The ACT Experience at the University of Mississippi: A Different Discussion About the Future of Magazine PublishingNovember 2, 2010
By John Harrington
Editor, The New Single Copy
There is no question that the program for the ACT (Amplify, Clarify, Testify) Experience, sponsored by the Magazine Innovation Center at the University of Mississippi, held two weeks ago, was different from what we expect at magazine industry gatherings. Speakers included the editorial director of a large Brazilian publisher, the CEO of a publisher launching a seven million copy newspaper supplement, the head of a major custom publishing company, the creative director of group of hotel publications, the founder and president of a national advertising sales service business, the managing director of a major Dutch magazine, the chief marketing officer of digital development company, the editor of a totally online magazine, and two consumer marketing (AKA audience development/circulation) observers and analysts.
The agenda was assembled by a Lebanese immigrant to the United States, and it unfolded in a part of the country probably best known for college football and being the scene of some of the more notable and disturbing moments of the civil rights movement of the 1960’s.
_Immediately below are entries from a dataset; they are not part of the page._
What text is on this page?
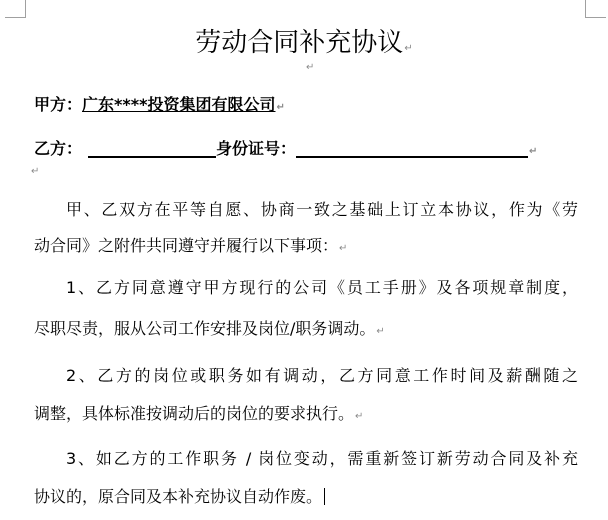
劳动合同补充协议↵
↵
甲方：广东****投资集团有限公司↵
乙方：	身份证号：	↵
↵
甲、乙双方在平等自愿、协商一致之基础上订立本协议，作为《劳
动合同》之附件共同遵守并履行以下事项：↵
1、乙方同意遵守甲方现行的公司《员工手册》及各项规章制度，
尽职尽责，服从公司工作安排及岗位/职务调动。↵
2、乙方的岗位或职务如有调动，乙方同意工作时间及薪酬随之
调整，具体标准按调动后的岗位的要求执行。↵
3、如乙方的工作职务 / 岗位变动，需重新签订新劳动合同及补充
协议的，原合同及本补充协议自动作废。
The registrants were an equally diverse group, and they also included a good number of journalism students. Given that eclectic mixture, it is my perhaps biased opinion (I was one of the “observers and analysts”), the event provided an outstanding perspective on the state, current and future, of the magazine business. Media businesses are always in transition, but the pace of that transition increases and decreases in cycles.
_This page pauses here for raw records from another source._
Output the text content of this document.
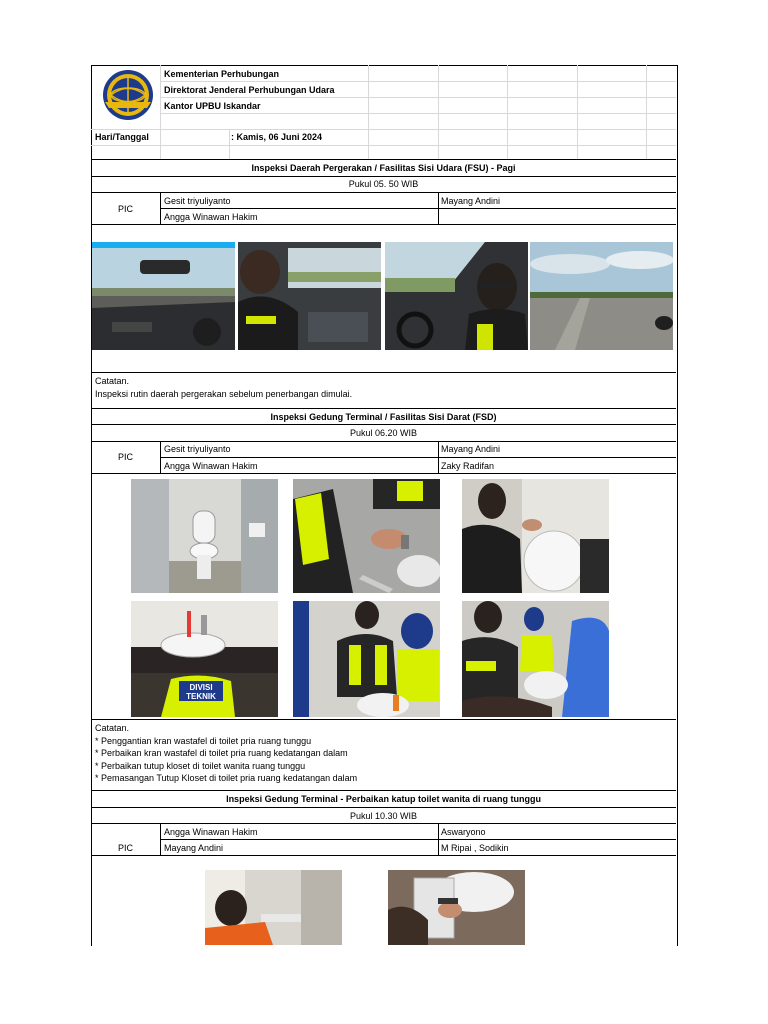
Kementerian Perhubungan
Direktorat Jenderal Perhubungan Udara
Kantor UPBU Iskandar
Hari/Tanggal	: Kamis, 06 Juni 2024
Inspeksi Daerah Pergerakan / Fasilitas Sisi Udara (FSU) - Pagi
Pukul 05. 50 WIB
PIC
Gesit triyuliyanto
Angga Winawan Hakim
Mayang Andini
Catatan.
Inspeksi rutin daerah pergerakan sebelum penerbangan dimulai.
Inspeksi Gedung Terminal / Fasilitas Sisi Darat (FSD)
Pukul 06.20 WIB
PIC
Gesit triyuliyanto
Angga Winawan Hakim
Mayang Andini
Zaky Radifan
DIVISI
TEKNIK
Catatan.
* Penggantian kran wastafel di toilet pria ruang tunggu
* Perbaikan kran wastafel di toilet pria ruang kedatangan dalam
* Perbaikan tutup kloset di toilet wanita ruang tunggu
* Pemasangan Tutup Kloset di toilet pria ruang kedatangan dalam
Inspeksi Gedung Terminal - Perbaikan katup toilet wanita di ruang tunggu
Pukul 10.30 WIB
PIC
Angga Winawan Hakim
Mayang Andini
Aswaryono
M Ripai , Sodikin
Right now, for magazines, it has accelerated to a dizzying level. At the American Magazine Conference (AMC), held in early October, where the venerable Magazine Publishers of America changed its name to MPA the Association of Magazine Media, the agenda was heavily focused on digital developments, with a list speakers not quite as international, but equally representative of the onrushing magazine future as those on the program at ACT. Early this summer, not even six months ago, new CEOs were named at each of the four largest publishing companies. Implicit in those executive changes is a shift in publishing strategies, in the words of one of those publishers, from an “advertising-centric” to a “consumer-centric” economic model. Clearly, the focus at AMC, from a more corporate perspective, and at ACT, where a somewhat more entrepreneurial view was evident, was on potentially seismic changes in the publishing business.
There was a gentle irony evident at ACT, organized by Samir Husni, the professor who made the University of Mississippi’s journalism school a force in magazine publishing, and is generally thought to be proponent of the role of print on paper. Digital was part of nearly every discussion that took place, not just in the development of editorial content, but in the roles of marketing and advertising, and even in consumer marketing. The shifts moving through the business were captured in comments by Ann Russell, editor of VIVMag, an online publication, who also has considerable traditional magazine experience. On her changing role, she said, “The editor is becoming a director.” Looking ahead, she asked, “Are we there yet?,” then answered her own question, with “There is no there.” Another aspect of the shifting landscape was offered by Thomaz Souto Correa, editorial vice president of The Abril Group (Brazil). It is important as digital format are developed, he said, “to concentrate on the future of the reader, more than the magazine.” He followed that up by saying that publishers need to “maintain editorial credibility to keep reader trust.”
Both comments are central to the viability of print, whether on paper, in digital, and in the next incarnation as well. In my presentation on newsstand and its role in a future heavily influenced by digital, I raised the issue of the breaking down of “silos.” Initially, it referred to the oft-times isolated parts of circulation, subscriptions and newsstand, where my experience found promotional strategies often in conflict, and worse, counter productive. However, at ACT, in group discussions following the general presentations, the silo issue, or more properly the breaking down of silos, resonated for the broader magazine media business, especially as publisher models transition from ad-centric to consumer-centric. The New Single Copy has regularly commented on how “good” publishing economics do not always translate into good newsstand channel economics. As an example, a publisher’s decision to reduce frequency saves on production costs while spreading advertising revenues, but reduces wholesaler and retailer income with any operational savings. Further, advertising promises were often the basis, as the late Dan Capell wrote, for “most bad circulation decisions.”
Samir Husni and the Magazine Innovation Center intend a second act, and maybe more, for ACT. It has the opportunity to become an incubator of change for the magazine media business for the next decade and beyond. It will not replace AMC, but if expanded to include a few more of the “usual suspects,” without losing its entrepreneurial flavor, ACT can emerge as an influential and complementary fixture on the media calendar.
Besides Russell, Correa, and myself, the other speakers at ACT were Stephen Duggan, Athlon Sports; David MacDonald, Sunshine Media Group; Haines Wilkerson Morris Visitor Publications; Lisette Heemskerk, Mood for Magazines, the Netherlands; James Elliott, James G. Elliott Company; Baird Davis, consumer marketing analyst; and Jeanniey Mullen, Zinio. The opening dinner speaker was Roger Fransecky, CEO, the Apogee Group; and the closing dinner guests heard from Bob Guccione, Jr., founder of Gear and Spin magazines, as well as the first editor-in-residence at the Magazine Innovation Center.